Cross Validation (Concurrency)


This Operator performs a cross validation to estimate the statistical performance of a learning model.


It is mainly used to estimate how accurately a model (learned by a particular learning Operator) will perform in practice.

The Cross Validation Operator is a nested Operator. It has two subprocesses: a Training subprocess and a Testing subprocess. The Training subprocess is used for training a model. The trained model is then applied in the Testing subprocess. The performance of the model is measured during the Testing phase.

The input ExampleSet is partitioned into k subsets of equal size. Of the k subsets, a single subset is retained as the test data set (i.e. input of the Testing subprocess). The remaining k - 1 subsets are used as training data set (i.e. input of the Training subprocess). The cross validation process is then repeated k times, with each of the k subsets used exactly once as the test data. The k results from the k iterations are averaged (or otherwise combined) to produce a single estimation. The value k can be adjusted using the number of folds parameter.

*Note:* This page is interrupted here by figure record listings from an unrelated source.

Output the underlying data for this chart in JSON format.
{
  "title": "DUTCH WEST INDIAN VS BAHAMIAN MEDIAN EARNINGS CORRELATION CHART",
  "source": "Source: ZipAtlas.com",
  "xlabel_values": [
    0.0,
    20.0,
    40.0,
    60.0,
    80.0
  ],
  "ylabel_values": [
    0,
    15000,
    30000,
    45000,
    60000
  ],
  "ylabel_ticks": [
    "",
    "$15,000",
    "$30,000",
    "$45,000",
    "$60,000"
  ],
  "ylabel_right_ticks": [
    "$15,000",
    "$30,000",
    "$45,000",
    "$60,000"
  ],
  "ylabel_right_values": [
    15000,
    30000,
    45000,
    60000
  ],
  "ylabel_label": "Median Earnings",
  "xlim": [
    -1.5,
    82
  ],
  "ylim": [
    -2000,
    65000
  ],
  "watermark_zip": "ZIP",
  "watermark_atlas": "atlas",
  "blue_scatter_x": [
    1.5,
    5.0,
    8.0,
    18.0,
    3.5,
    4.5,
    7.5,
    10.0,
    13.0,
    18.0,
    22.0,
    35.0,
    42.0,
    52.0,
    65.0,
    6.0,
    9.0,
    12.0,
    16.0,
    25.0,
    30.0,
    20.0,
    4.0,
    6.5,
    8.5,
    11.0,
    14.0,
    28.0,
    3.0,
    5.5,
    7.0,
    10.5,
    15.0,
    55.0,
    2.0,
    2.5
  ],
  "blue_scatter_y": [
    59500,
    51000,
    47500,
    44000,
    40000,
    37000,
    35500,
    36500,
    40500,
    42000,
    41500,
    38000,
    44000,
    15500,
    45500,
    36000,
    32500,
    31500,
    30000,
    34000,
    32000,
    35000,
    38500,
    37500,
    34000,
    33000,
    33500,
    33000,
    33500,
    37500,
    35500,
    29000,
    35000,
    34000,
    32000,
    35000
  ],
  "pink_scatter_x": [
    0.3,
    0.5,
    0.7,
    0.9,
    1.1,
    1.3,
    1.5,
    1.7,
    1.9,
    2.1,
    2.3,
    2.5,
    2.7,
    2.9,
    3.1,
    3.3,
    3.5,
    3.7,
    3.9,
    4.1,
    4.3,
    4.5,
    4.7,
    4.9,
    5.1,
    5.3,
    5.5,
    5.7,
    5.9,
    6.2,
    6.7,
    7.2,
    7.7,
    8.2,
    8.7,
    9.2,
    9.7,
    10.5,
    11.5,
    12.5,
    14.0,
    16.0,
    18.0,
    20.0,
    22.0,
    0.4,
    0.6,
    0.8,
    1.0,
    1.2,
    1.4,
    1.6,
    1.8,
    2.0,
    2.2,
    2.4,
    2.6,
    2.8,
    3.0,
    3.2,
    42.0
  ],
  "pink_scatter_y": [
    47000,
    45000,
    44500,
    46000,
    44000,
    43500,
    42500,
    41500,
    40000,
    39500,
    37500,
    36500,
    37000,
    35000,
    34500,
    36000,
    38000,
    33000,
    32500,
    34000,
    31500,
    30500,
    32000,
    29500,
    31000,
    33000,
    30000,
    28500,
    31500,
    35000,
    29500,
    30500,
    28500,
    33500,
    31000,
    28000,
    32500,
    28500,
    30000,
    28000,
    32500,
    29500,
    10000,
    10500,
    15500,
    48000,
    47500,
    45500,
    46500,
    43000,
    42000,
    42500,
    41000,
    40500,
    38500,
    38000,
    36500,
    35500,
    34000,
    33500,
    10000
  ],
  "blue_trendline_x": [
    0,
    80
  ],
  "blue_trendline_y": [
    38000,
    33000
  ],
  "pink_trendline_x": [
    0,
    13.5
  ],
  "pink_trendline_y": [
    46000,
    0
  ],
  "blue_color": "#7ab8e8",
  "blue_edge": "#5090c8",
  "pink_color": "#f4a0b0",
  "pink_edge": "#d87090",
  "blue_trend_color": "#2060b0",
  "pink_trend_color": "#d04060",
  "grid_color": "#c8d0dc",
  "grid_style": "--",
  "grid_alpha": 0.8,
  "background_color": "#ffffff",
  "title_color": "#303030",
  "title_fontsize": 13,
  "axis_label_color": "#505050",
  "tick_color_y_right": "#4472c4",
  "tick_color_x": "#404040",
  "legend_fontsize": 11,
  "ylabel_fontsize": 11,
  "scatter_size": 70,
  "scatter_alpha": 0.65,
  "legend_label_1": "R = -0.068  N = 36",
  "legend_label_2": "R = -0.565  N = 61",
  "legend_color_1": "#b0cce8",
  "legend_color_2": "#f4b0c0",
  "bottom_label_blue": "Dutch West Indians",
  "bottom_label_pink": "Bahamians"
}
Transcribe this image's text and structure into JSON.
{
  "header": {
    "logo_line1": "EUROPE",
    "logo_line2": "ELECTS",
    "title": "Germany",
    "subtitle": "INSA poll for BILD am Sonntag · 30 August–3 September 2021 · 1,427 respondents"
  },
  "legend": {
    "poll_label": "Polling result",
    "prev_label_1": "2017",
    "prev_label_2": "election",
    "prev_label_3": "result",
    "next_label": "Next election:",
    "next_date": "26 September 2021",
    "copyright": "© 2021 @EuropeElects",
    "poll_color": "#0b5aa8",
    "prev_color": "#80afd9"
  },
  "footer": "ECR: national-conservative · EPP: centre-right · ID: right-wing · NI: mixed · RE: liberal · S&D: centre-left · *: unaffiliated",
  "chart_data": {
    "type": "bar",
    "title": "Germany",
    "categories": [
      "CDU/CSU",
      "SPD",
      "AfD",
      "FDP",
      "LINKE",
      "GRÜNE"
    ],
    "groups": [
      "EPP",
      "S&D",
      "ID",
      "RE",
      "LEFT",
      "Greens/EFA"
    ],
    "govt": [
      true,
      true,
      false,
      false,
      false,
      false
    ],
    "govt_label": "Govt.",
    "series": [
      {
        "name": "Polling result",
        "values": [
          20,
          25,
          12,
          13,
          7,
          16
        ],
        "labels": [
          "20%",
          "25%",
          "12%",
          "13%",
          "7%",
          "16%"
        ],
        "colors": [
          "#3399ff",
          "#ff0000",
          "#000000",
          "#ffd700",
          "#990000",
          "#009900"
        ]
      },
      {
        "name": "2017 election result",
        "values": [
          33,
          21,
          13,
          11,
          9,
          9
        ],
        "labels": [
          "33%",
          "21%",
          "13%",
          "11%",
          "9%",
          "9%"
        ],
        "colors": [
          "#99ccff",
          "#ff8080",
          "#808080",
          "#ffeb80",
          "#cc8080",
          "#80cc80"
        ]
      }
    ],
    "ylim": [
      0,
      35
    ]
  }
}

The evaluation of the performance of a model on independent test sets yields a good estimation of the performance on unseen data sets. It also shows if 'overfitting' occurs. This means that the model represents the testing data very well, but it does not generalize well for new data. Thus, the performance can be much worse on test data.


Split Validation

This Operator is similar to the Cross Validation Operator but only splits the data into one training and one test set. Hence it is similar to one iteration of the cross validation.